We are flying west paralleling the north coast of Java, and all of it is passing by outside my window. The island is covered in a skin of clouds, with volcano acne. I count a dozen of them rising through the clouds. None of them have popped this time (I watched Merapi erupting on the way down from Bangkok weeks ago). Change imagery. The Thai flight crew is passing out orchids to the female passengers. Nice touch. They also serve Bombay Saphire gin, my favorite, another nice touch.
The Bangkok airport baggage claim and exit area is crawling with taxi touts, offering rides for a fixed price. As I discovered my first time here, you end up paying about double when using them. The drivers in line for the official taxi stand outside try to give those waiting in line one more hustle before they have to take what they are given. The difference? Like the touts inside, they are off the meter, which lets them jack up the price on unsuspecting tourists.
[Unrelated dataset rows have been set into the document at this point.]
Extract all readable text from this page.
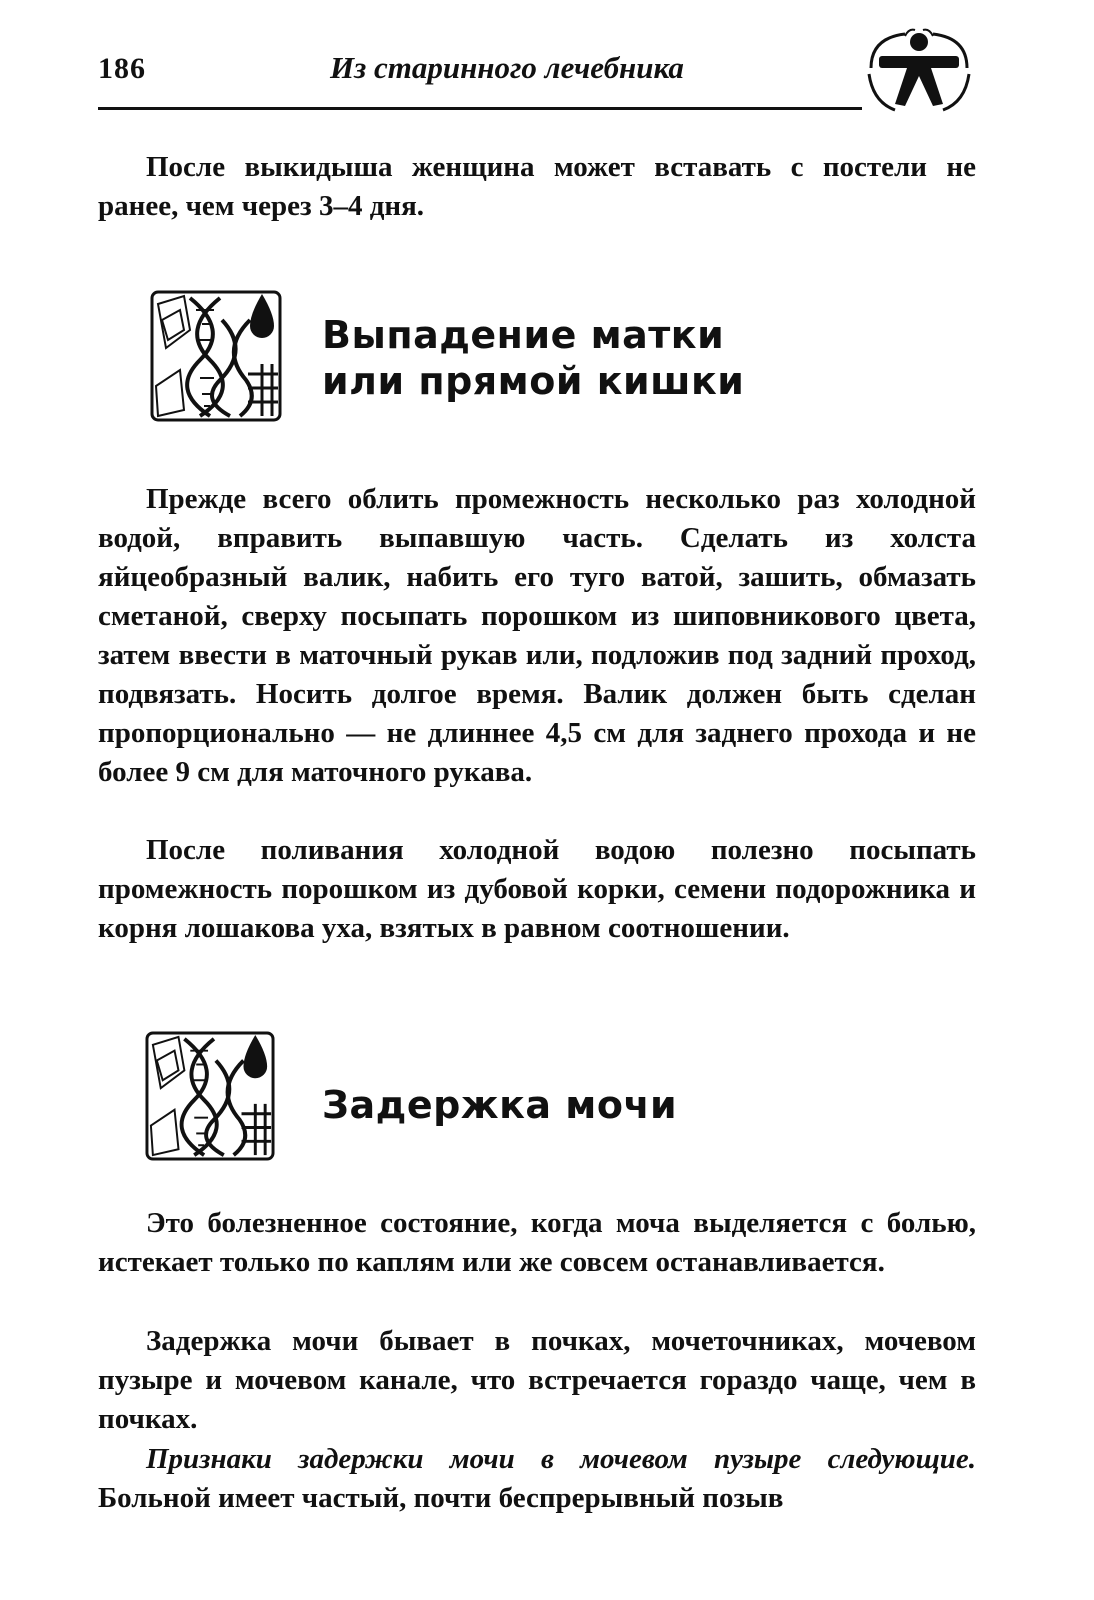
186	Из старинного лечебника

После выкидыша женщина может вставать с постели не ранее, чем через 3–4 дня.

Выпадение матки
или прямой кишки

Прежде всего облить промежность несколько раз холодной водой, вправить выпавшую часть. Сделать из холста яйцеобразный валик, набить его туго ватой, зашить, обмазать сметаной, сверху посыпать порошком из шиповникового цвета, затем ввести в маточный рукав или, подложив под задний проход, подвязать. Носить долгое время. Валик должен быть сделан пропорционально — не длиннее 4,5 см для заднего прохода и не более 9 см для маточного рукава.

После поливания холодной водою полезно посыпать промежность порошком из дубовой корки, семени подорожника и корня лошакова уха, взятых в равном соотношении.

Задержка мочи

Это болезненное состояние, когда моча выделяется с болью, истекает только по каплям или же совсем останавливается.

Задержка мочи бывает в почках, мочеточниках, мочевом пузыре и мочевом канале, что встречается гораздо чаще, чем в почках.

Признаки задержки мочи в мочевом пузыре следующие. Больной имеет частый, почти беспрерывный позыв
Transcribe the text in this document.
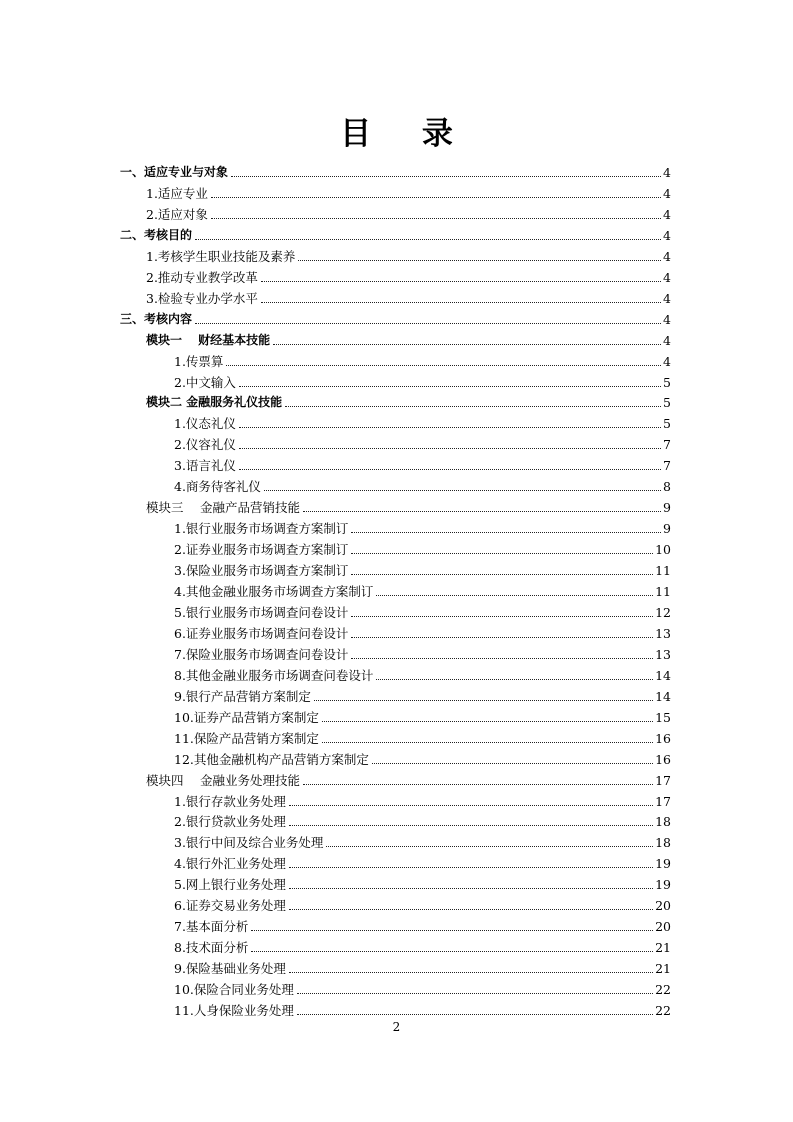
目 录
一、适应专业与对象	4
1.适应专业	4
2.适应对象	4
二、考核目的	4
1.考核学生职业技能及素养	4
2.推动专业教学改革	4
3.检验专业办学水平	4
三、考核内容	4
模块一　 财经基本技能	4
1.传票算	4
2.中文输入	5
模块二 金融服务礼仪技能	5
1.仪态礼仪	5
2.仪容礼仪	7
3.语言礼仪	7
4.商务待客礼仪	8
模块三　 金融产品营销技能	9
1.银行业服务市场调查方案制订	9
2.证券业服务市场调查方案制订	10
3.保险业服务市场调查方案制订	11
4.其他金融业服务市场调查方案制订	11
5.银行业服务市场调查问卷设计	12
6.证券业服务市场调查问卷设计	13
7.保险业服务市场调查问卷设计	13
8.其他金融业服务市场调查问卷设计	14
9.银行产品营销方案制定	14
10.证券产品营销方案制定	15
11.保险产品营销方案制定	16
12.其他金融机构产品营销方案制定	16
模块四　 金融业务处理技能	17
1.银行存款业务处理	17
2.银行贷款业务处理	18
3.银行中间及综合业务处理	18
4.银行外汇业务处理	19
5.网上银行业务处理	19
6.证券交易业务处理	20
7.基本面分析	20
8.技术面分析	21
9.保险基础业务处理	21
10.保险合同业务处理	22
11.人身保险业务处理	22
2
Another curious thing about the taxi drivers is that they don't think you want them to spend the 20 baht (50 cents) to take the toll way. Instead, they'll slog through Bangkok's notorious (deservedly so) traffic jams, saving 20 baht and wasting an hour of time. I don't think it is any extra money from meter time they are after, since the fixed price drivers do the same. Just a different perspective on time than westerners have.
Indonesians share the same outlook. "Jam kerat" - rubber time. Travelling without a set schedule fits right in. You go with the flow. Flying from Lombok to Bali last week, I arrived early at the airport. Good thing, because my 6:50 flight left at 6:15!
Reminds me of a warning I was given when in Papua New Guinea: wait in the gate area, and when the other passengers head for the plane, it's time to go. Even if it doesn't agree with the schedule. The smaller the airport, the more true that is.
Speaking of flow, my Bali host, Jeff, described the driving style of Indonesia as one of flow rather than strict adherance to rules. It takes some getting used to, unless you are a former motorcycle racer, which he is. Of course, except for a demolition derby, even racers don't have drivers coming right at them. It's a hazard for pedestrians, too. I frequently saw motorcycles riding on sidewalks, and the other night we managed to drive a car all the way up a popular one way street - the wrong way. But what I never got used to was seeing full families on a cycle, especially the little todlers standing on the seat between parents, sometimes with one of the parents also holding a baby in their arms. As a card carrying overly-protective father, it still makes me cringe.
Great, it's raining in Bangkok. Guess I'm not going to get much sun here, either.